As you can see you have various control options when in running mode, press one of these keys to perform the corresponding action:

  • q To quit (equivalent to using ctrl+c)
  • t To sort the table by Total bytes (last column)
  • c To sort the table by Current speed
  • i To sort the table by IP
  • r Reset modem's usage data (equivalent to using --reset when running the script)
  • h Refresh hostnames (e.g: DEVICE_NAME01). Sometimes the modem return Unkown or no results for a MAC address hostname.
  • u Change unit (equivalent to using -u UNIT when running the script, possible values: b, B, kb, kB, mb, mB)

How it works

This script uses http requests based on what TP-Link web interface does. This is done using an always running loop making requests with a specific sleep duration between each iteration (Which is configurable with command line arguments).

All data is retreived from Web Interface > Advanced > System Tools > Statistics and other pages of web interface.

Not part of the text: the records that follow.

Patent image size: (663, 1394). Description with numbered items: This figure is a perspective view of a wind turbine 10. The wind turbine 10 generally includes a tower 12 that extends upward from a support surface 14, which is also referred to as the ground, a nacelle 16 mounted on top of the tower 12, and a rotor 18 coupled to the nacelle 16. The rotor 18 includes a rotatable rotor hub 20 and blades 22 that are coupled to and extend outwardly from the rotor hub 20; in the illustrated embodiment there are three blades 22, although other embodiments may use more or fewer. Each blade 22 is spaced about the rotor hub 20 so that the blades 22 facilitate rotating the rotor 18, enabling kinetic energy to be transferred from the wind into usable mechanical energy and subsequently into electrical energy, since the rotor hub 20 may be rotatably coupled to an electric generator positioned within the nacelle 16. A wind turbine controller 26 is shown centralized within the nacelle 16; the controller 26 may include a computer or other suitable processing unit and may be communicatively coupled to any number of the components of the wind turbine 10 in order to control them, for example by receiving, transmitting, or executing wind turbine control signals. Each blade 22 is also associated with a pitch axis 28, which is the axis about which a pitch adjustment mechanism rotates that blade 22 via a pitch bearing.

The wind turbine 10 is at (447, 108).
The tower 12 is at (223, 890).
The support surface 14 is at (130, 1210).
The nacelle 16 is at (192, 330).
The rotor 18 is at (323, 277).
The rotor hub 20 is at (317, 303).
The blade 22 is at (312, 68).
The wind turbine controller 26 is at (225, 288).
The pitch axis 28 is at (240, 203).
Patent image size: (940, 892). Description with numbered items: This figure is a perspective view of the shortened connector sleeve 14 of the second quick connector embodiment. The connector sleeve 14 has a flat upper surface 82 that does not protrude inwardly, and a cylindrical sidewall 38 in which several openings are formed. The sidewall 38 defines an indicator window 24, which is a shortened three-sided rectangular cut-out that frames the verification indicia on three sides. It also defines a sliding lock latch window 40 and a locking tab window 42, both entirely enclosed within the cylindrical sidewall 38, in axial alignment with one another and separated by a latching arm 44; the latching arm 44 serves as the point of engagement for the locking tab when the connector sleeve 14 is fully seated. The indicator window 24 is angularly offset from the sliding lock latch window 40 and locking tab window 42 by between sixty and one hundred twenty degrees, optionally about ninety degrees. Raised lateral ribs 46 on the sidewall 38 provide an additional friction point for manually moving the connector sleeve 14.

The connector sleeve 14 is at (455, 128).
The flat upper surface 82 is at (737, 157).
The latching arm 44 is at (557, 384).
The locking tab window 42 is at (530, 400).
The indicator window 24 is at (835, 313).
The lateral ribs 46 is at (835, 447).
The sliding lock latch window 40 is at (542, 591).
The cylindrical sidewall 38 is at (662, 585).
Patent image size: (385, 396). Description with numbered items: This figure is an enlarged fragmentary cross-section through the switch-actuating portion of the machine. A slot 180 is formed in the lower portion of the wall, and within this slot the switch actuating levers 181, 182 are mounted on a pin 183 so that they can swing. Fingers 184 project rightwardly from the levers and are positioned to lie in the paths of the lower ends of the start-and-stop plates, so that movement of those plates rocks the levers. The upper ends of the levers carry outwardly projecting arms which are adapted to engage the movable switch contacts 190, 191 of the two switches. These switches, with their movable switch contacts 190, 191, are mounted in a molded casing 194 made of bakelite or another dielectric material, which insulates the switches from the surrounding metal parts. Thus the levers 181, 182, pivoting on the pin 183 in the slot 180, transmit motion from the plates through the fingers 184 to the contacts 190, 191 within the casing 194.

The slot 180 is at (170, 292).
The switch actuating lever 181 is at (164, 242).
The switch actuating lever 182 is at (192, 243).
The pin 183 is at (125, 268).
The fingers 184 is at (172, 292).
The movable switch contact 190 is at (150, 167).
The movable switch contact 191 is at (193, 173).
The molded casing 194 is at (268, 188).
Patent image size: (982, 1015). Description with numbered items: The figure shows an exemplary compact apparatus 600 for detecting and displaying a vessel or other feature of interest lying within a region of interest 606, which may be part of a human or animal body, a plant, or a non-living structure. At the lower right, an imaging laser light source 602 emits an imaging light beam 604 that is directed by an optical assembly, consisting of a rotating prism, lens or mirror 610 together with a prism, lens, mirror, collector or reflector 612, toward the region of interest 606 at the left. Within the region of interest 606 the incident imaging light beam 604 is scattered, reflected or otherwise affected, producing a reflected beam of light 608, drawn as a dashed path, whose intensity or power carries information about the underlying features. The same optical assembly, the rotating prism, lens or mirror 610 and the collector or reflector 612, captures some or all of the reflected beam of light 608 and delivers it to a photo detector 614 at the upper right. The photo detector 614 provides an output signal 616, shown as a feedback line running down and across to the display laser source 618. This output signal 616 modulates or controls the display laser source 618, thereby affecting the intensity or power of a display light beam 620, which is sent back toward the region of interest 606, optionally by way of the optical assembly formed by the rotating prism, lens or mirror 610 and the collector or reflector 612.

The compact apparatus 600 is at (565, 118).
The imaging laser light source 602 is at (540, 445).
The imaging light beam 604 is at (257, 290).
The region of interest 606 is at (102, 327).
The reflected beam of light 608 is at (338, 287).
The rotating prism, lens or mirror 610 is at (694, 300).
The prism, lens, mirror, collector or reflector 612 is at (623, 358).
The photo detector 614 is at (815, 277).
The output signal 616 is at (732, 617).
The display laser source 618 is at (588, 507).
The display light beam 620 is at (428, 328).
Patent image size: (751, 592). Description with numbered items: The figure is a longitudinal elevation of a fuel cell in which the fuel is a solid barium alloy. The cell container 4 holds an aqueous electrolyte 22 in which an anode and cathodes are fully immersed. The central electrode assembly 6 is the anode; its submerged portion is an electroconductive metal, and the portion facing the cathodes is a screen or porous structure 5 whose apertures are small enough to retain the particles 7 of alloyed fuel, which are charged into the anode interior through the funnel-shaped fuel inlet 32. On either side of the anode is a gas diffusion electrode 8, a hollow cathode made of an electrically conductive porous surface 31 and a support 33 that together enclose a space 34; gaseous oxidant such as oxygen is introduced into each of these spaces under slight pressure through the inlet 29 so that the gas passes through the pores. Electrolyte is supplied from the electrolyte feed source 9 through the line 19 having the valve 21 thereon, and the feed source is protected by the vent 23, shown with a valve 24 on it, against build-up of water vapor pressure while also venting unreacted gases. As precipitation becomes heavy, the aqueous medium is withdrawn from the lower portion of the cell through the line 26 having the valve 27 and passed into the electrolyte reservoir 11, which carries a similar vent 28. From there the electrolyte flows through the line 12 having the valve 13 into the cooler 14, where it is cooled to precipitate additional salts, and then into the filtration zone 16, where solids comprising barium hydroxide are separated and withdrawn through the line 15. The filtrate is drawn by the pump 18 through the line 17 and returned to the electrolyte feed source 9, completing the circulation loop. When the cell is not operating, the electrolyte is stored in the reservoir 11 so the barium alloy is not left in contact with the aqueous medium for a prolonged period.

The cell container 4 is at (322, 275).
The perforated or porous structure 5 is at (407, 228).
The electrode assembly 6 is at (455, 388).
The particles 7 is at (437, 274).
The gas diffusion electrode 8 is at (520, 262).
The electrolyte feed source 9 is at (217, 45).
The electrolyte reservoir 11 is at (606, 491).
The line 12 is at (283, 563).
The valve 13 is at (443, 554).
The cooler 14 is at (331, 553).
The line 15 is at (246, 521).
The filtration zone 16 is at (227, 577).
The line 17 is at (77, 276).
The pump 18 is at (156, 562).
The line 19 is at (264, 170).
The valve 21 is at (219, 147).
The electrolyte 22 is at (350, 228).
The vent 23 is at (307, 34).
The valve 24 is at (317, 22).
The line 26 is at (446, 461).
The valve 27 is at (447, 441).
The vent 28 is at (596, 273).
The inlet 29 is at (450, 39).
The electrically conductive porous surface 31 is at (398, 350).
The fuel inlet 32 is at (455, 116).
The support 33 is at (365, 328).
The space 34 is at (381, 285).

The bandwidth usage (per second column) is calculated like this: (Current Bytes - Last Current Bytes)/sleep_time

Limitations

The most obvious limitation is the data fetched from Web Interface > Advanced > System Tools > Statistics is actually the total number of bytes going in and out of a connected device, so the values you see in Sherry (Total and Current speed) are actually the sum of inbound and outbound usage of a specific device. I currently am not able to find a way to calculate values based on traffic direction. (There is divided statistics located at Web Interface > Advanced > Wireless > Statistics, but it only gives number of packets not bytes.)

Do I suck?

Well I did this in a bit of a hurry so the code is pretty messy and there are a lot of issues that I know can be improved but there are probably a lot that I don't know. So I'd appreciate it if you have any suggestions or better ways to do things.